Here is the code. All you need to know is that sp_tr is a m×n matrix of n features and that I take the first column (i_x) as my input data and the second one (i_y) as my output data.

    x_min = sp_tr[:,i_x].min()
    x_max = sp_tr[:,i_x].max()
    xs = numpy.arange( x_min, x_max, (x_max - x_min)/100 )

    sp_clf = SVR( degree=5 )
    sp_clf.fit( sp_tr[:,[i_x]], sp_tr[:,i_y] )
    ys = sp_clf.predict( numpy.transpose([xs]) )

Then I plot xs, ys as a red line, and I plot the data learned from a blue dots (sp_tr[:,i_x] to sp_tr[:,i_y]). Here are the result I obtain, first with the kernel ridge method, second with SVR.

Polynomial fitting with kernel ridge
Polynomial fitting with SVR

What happened ? How could SVR and Kernel Ridge go so wrong to believe the relation is constant ? What could be done to have something more satisfying ?
Thanks for any help.

Best Answer

In short, you need to tune your parameters. Here's the sklearn docs:

The free parameters in the model are C and epsilon.

and their descriptions:

C : float, optional (default=1.0)

Penalty parameter C of the error term.

epsilon : float, optional (default=0.1)

Epsilon in the epsilon-SVR model. It specifies the epsilon-tube within which no penalty is associated in the training loss function with points predicted within a distance epsilon from the actual value.

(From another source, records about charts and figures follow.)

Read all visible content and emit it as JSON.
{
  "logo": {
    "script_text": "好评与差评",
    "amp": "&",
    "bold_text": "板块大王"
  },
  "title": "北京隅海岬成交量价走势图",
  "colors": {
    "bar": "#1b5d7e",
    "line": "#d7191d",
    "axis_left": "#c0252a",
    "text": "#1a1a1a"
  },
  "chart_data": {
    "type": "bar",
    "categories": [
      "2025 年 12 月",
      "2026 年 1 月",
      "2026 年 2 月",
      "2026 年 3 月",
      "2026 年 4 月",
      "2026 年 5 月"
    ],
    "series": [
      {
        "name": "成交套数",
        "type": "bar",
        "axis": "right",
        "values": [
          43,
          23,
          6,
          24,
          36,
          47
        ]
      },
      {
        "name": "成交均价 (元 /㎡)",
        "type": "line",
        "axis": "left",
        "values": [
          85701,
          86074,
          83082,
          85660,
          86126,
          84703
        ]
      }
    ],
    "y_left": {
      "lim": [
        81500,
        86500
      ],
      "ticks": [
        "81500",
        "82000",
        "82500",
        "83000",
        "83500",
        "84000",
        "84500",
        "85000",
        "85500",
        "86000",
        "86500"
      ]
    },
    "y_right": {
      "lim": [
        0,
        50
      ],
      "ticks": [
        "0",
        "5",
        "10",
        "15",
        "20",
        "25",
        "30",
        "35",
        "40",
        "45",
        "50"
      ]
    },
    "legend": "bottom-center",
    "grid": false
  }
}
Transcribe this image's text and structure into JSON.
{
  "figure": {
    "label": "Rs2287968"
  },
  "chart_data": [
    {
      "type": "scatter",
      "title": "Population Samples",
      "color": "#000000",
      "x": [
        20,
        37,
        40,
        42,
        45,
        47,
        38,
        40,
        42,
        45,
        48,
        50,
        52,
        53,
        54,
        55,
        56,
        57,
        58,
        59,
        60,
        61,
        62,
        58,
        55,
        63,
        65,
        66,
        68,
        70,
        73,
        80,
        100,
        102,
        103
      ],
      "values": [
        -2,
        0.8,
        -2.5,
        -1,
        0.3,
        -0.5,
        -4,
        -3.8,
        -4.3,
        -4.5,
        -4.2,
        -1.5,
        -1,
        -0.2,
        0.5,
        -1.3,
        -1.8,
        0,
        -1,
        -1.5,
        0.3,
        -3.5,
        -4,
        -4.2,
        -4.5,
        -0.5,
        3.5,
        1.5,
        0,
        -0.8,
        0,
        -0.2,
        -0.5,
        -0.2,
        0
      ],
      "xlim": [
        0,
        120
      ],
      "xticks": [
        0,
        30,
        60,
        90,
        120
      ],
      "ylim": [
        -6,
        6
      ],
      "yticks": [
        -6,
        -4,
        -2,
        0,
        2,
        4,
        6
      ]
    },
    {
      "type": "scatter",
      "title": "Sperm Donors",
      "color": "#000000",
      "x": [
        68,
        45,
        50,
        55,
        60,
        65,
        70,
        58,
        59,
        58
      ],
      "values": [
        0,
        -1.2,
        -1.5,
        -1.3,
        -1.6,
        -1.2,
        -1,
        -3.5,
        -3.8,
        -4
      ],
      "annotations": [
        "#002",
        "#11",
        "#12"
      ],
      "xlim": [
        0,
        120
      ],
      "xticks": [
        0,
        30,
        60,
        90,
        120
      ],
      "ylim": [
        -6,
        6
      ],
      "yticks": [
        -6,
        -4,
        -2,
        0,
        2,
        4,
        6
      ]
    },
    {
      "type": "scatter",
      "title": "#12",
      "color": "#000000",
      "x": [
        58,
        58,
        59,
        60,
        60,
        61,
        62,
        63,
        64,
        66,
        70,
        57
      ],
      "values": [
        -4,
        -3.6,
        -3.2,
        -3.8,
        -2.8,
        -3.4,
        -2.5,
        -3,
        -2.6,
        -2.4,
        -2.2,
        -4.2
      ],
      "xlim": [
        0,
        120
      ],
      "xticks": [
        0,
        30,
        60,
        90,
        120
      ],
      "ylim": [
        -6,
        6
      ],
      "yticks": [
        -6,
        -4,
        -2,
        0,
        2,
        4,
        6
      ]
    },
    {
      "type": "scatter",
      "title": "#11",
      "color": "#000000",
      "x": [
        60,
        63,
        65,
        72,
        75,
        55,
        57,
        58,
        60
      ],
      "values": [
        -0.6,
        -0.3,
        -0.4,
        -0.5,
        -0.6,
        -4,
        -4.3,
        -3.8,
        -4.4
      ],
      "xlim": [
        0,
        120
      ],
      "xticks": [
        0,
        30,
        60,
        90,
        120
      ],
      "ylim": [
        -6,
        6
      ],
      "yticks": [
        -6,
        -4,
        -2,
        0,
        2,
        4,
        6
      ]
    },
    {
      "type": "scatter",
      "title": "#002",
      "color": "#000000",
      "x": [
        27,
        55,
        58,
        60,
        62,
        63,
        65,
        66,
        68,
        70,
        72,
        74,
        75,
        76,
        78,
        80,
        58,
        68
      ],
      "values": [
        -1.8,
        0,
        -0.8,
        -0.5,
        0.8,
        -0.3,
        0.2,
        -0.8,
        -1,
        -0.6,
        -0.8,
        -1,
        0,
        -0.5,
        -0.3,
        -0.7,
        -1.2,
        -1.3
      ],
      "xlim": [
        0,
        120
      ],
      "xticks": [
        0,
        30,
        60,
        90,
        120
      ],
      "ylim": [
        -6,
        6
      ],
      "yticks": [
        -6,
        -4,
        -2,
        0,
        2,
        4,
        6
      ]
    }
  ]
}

It looks like you have an under-penalized model, it is not punished harshly enough for straying away from the data. Let's check.

I generated some polynomial data that is on approximately the same scale as yours:

xs = np.linspace(0, 1, 100)
ys = 400*(xs - 2*xs*xs + xs*xs*xs) - 20
scatter(xs, ys, alpha=.25)

CubicSVR

And then fit the SVR with the default parameters:

clf = SVR(degree=3)
clf.fit(np.transpose([xs]), ys)
yf = clf.predict(numpy.transpose([xs]))

Which gives me essentially the same issue as you:

UnderPenalizedSVR

Using the intuition that the parameters are under-penalizing the fit, I adjusted them:

clf = SVR(degree=3, C=100, epsilon=.01)

Which gives me a pretty good fit:

GoodFitSVM

In general, whenever your model has free parameters like this, it is very important to tune them carefully. sklearn makes this as convenient as possible, it supplies the grid_search module, which will try many models in parallel with different tuning parameters and choose the one that best fits your data. Also important is getting the measurement of best fits your data correct, as the model fit measured using the training data is not a good representation of the model fit on unseen data. Use cross validation or a sample of held out data to examine how well your model fits. In your case, I would recommend using cross validation with GridSearchCV.